If you look at Figure 8, the skier had uneventful time from 12pm to 2:30 then had to dig himself out from 2:30-2:45 but although it was only 15 minutes by the external clock it took up almost half as much “spacetime” in the brain as the 2 and ½ hour uneventful ski. And later the crash takes up only 1 minute but also about as much spacetime in the brain as the 2½ hour early ski. 

These memories are time stamped in the temporal lobe where they are stored for future use. As you hopefully recall from Chapter 2, the hippocampus deep in the temporal lobe takes the time information and combines it with the details of the event and where it occurred (what, where, and when) and creates a unified memory trace which can be later accessed. 

So, the next time the boater is approaching that particular marina, he or she will likely recall previously being in that area and will call up the memory and avoid the sandbar.

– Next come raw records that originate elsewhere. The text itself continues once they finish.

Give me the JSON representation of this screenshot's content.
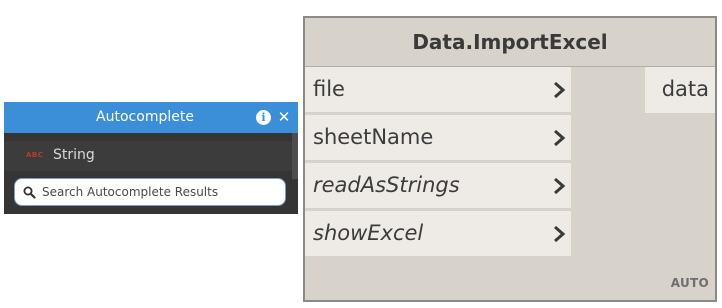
{
  "autocomplete": {
    "title": "Autocomplete",
    "info_glyph": "i",
    "close_glyph": "✕",
    "result": {
      "type_tag": "ABC",
      "label": "String"
    },
    "search": {
      "value": "",
      "placeholder": "Search Autocomplete Results"
    },
    "colors": {
      "header": "#3b8fd8",
      "panel": "#353535"
    }
  },
  "node": {
    "title": "Data.ImportExcel",
    "inputs": [
      {
        "label": "file"
      },
      {
        "label": "sheetName"
      },
      {
        "label": "readAsStrings"
      },
      {
        "label": "showExcel"
      }
    ],
    "output": {
      "label": "data"
    },
    "lacing": "AUTO",
    "colors": {
      "body": "#d7d2ca",
      "port": "#eeebe6"
    }
  }
}
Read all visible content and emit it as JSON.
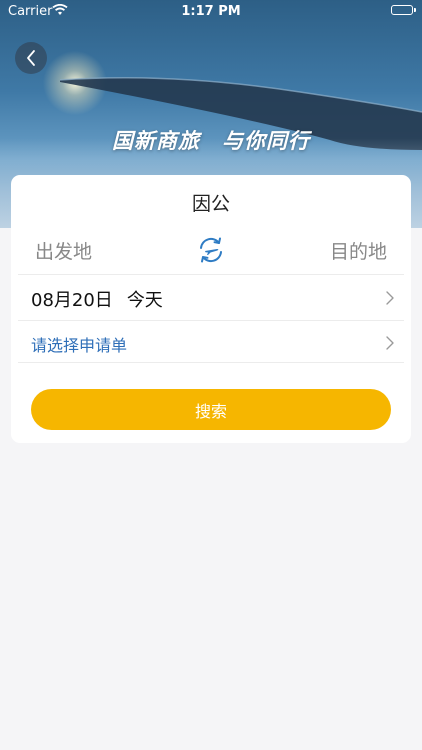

Likewise, the skier in Figure 8 will, as he or she approaches the precipice which caused the fall last time, take note, and avoid repeating the accident. Shuttling between the past and the future – our brain is our built-in time machine.  

Illustration entitled '4-hour ski trip but it could just as easily have been a 4-hour boating trip' from Dr Michael Martin Cohen's article 'Time and the Sailor's Brain'.Figure 8: 4-hour ski trip but it could just as easily have been a 4-hour boating trip.

1 Before we start, I want to set one thing straight. Despite the Einstein quotes, we are not going to get into the unsolvable discussion about the nature of time. Many modern physicists and philosophers believe in a “block universe” also known as “eternalism” with its description of space-time as an unchanging four dimensional “block” of time including the past, present, and future.

That’s not what we actually experience. We experience the world as three dimensions of space modulated by the fourth dimension of time. The opposite of the Block Universe (or Eternalism) is Presentism – which is what we feel – with past, present, and future. 

2 If you count the number of seconds between the flash of lightning and the sound of thunder, and then divide by 5, you'll get the distance in miles to the lightning:

  • 5 seconds = 1 mile
  • 15 seconds = 3 miles
  • 0 seconds = very close

3 What is the purpose of memory? No, it’s not about dreaming of your past and wondering what’s happened to girlfriends or boyfriends from times gone by!